Published in :
August 16, 2019 Uncategorized
| Last updated :
August 16, 2019 Uncategorized

Argentina's markets reacted positively on Thursday to signs that the country's political leaders were determined to control an economic crisis triggered by a shocking primary election that the local peso lost nearly a quarter of its value.

The peso began to fall following the unexpectedly strong showing by opposition presidential candidate Alberto Fernandez in Sunday's primary. Fernandez defeated center-right president Mauricio Macri, whose austerity measures backed by the International Monetary Fund have distracted voters from his support.

That has raised fears of a return to protectionist policies and an end to free-market economic reforms if Fernandez wins the October election, which now appears likely.

Argentina, Latin America's third-largest economy, is no stranger to financial crises. But the latest crisis comes amid widespread volatility, fears of a global recession triggered by the China-US trade war and ongoing protests in Hong Kong.

There were few signs of a rapprochement between Macri and Fernandez in the wake of the primaries, but as markets continued to fall on Wednesday, the two men met and agreed to try to calm those volatility.

Fernandez later said his economic plans did not include default.

The peso rose 7 percent earlier on Thursday before closing around 5 percent at 57.4 per dollar, according to traders who said the rush to buy the cheap peso also contributed to the jump.

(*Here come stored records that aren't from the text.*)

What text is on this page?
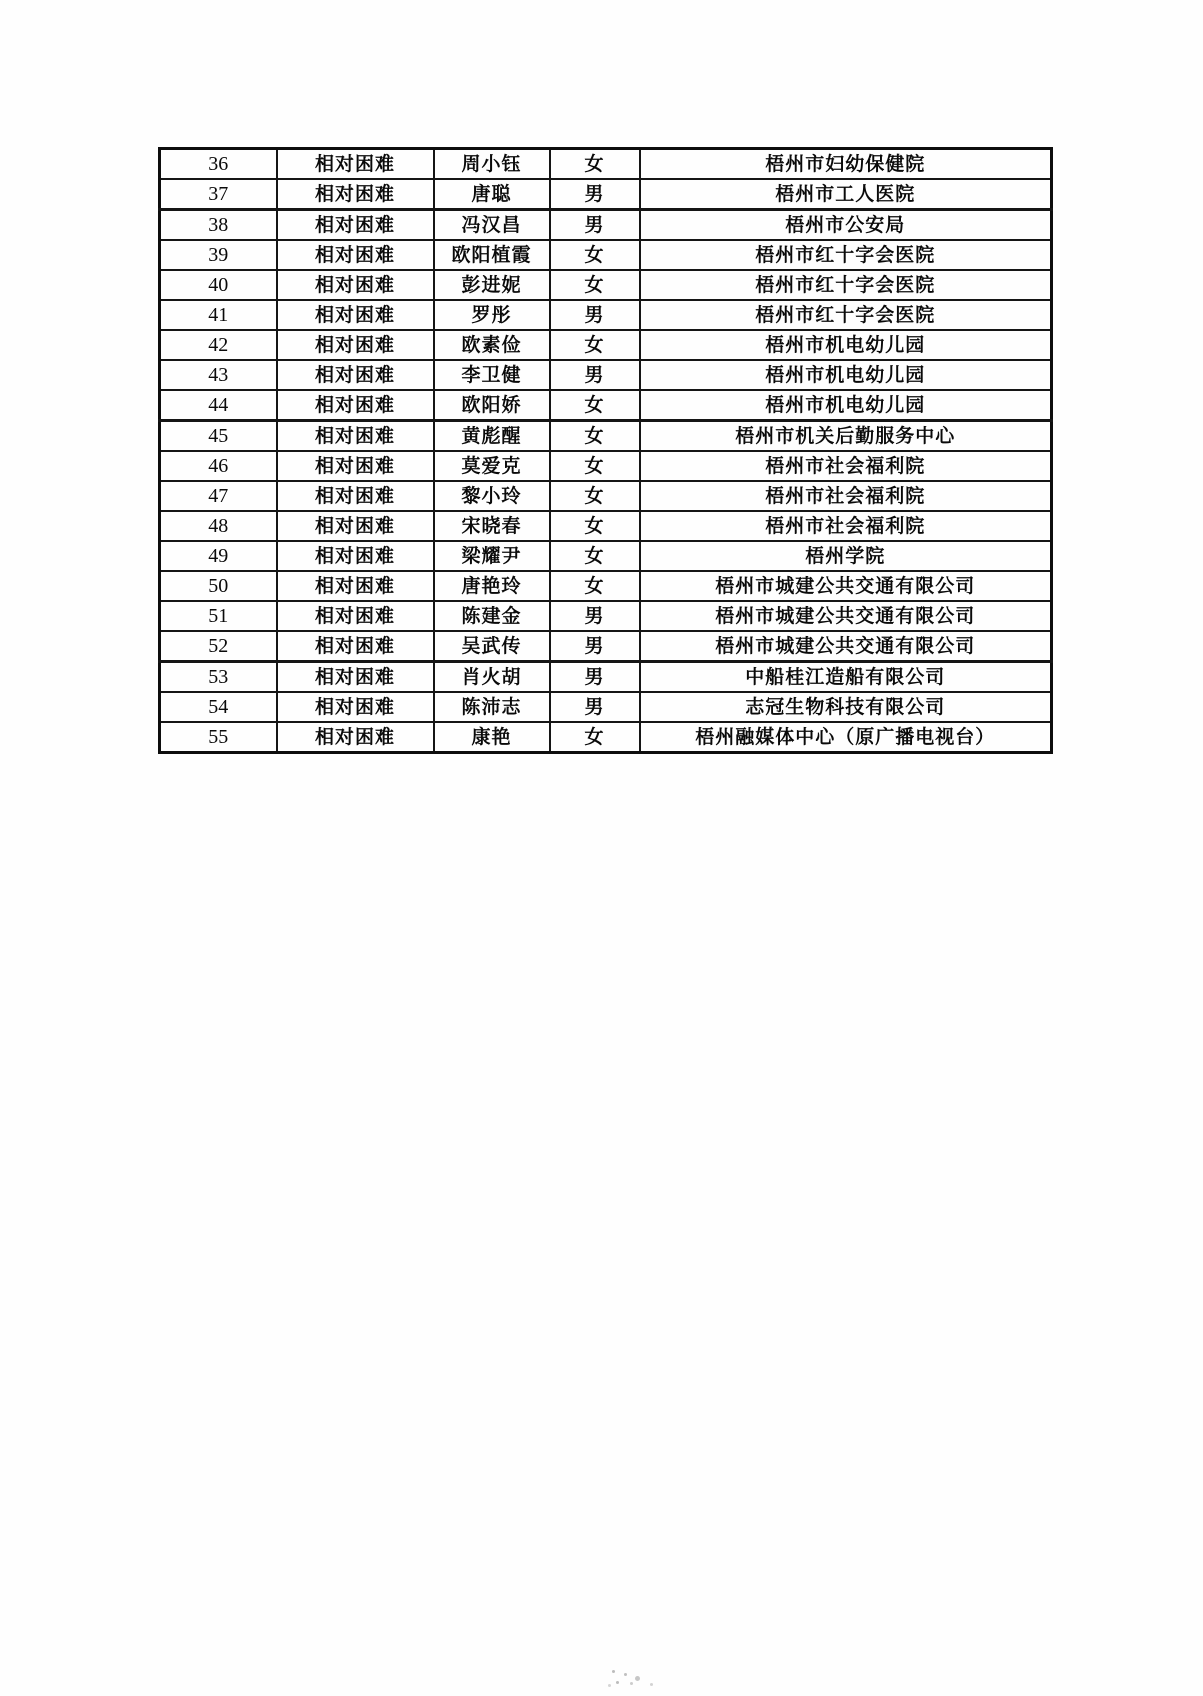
36	相对困难	周小钰	女	梧州市妇幼保健院
37	相对困难	唐聪	男	梧州市工人医院
38	相对困难	冯汉昌	男	梧州市公安局
39	相对困难	欧阳植霞	女	梧州市红十字会医院
40	相对困难	彭进妮	女	梧州市红十字会医院
41	相对困难	罗彤	男	梧州市红十字会医院
42	相对困难	欧素俭	女	梧州市机电幼儿园
43	相对困难	李卫健	男	梧州市机电幼儿园
44	相对困难	欧阳娇	女	梧州市机电幼儿园
45	相对困难	黄彪醒	女	梧州市机关后勤服务中心
46	相对困难	莫爱克	女	梧州市社会福利院
47	相对困难	黎小玲	女	梧州市社会福利院
48	相对困难	宋晓春	女	梧州市社会福利院
49	相对困难	梁耀尹	女	梧州学院
50	相对困难	唐艳玲	女	梧州市城建公共交通有限公司
51	相对困难	陈建金	男	梧州市城建公共交通有限公司
52	相对困难	吴武传	男	梧州市城建公共交通有限公司
53	相对困难	肖火胡	男	中船桂江造船有限公司
54	相对困难	陈沛志	男	志冠生物科技有限公司
55	相对困难	康艳	女	梧州融媒体中心（原广播电视台）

Argentina's Merval stock index rose more than 3 percent on Thursday afternoon.

Thursday was also the first day of the week when the central bank did not hold auctions to sell dollars of its foreign exchange reserves to support the peso. Since Sunday's election, the central bank has sold a total of $ 503 million.

In a radio interview on Thursday, Fernandes expressed satisfaction with the exchange rate of the local currency at 60 pesos to the dollar.

On Wednesday, Macri announced a series of measures to boost welfare and tax cuts for lower-paid workers, in a shift to a president who took office in 2015 on promises to cut government subsidies and correct what he called years of poor left-wing management of the economy.

Macri pledged to increase the minimum wage, temporarily freeze gasoline prices and raise the income tax exemption limit by 20 percent. The government said the new measures, which would cost $ 678 million, would allow a tax cut for two million workers worth about 2,000 pesos ($ 33) a month.

Education Minister Alejandro Vinocchiaro told a news conference on Thursday the government was considering new measures to help people with inflation-related mortgages.

The government still has a chance to hold other dollar auctions if the peso begins to fall again.

An Argentine government official said the central bank has reserves of up to $ 66 billion, of which $ 20 billion is free resources that can be used to push debt and stabilize the peso.

Debt installments for the remainder of this year are estimated at $ 5 billion to $ 10 billion, depending on Argentina's ability to extend the terms of local treasury bonds.

Government data indicate that the benefits in 2020 are $ 27 billion.

Volumes in the 100-year bond were weak on Thursday, with prices slightly above 50 cents to the dollar, or about four points above Wednesday's close. Market access data showed that the last trading on Wednesday for the January 2028 maturities was about 46 cents to the dollar.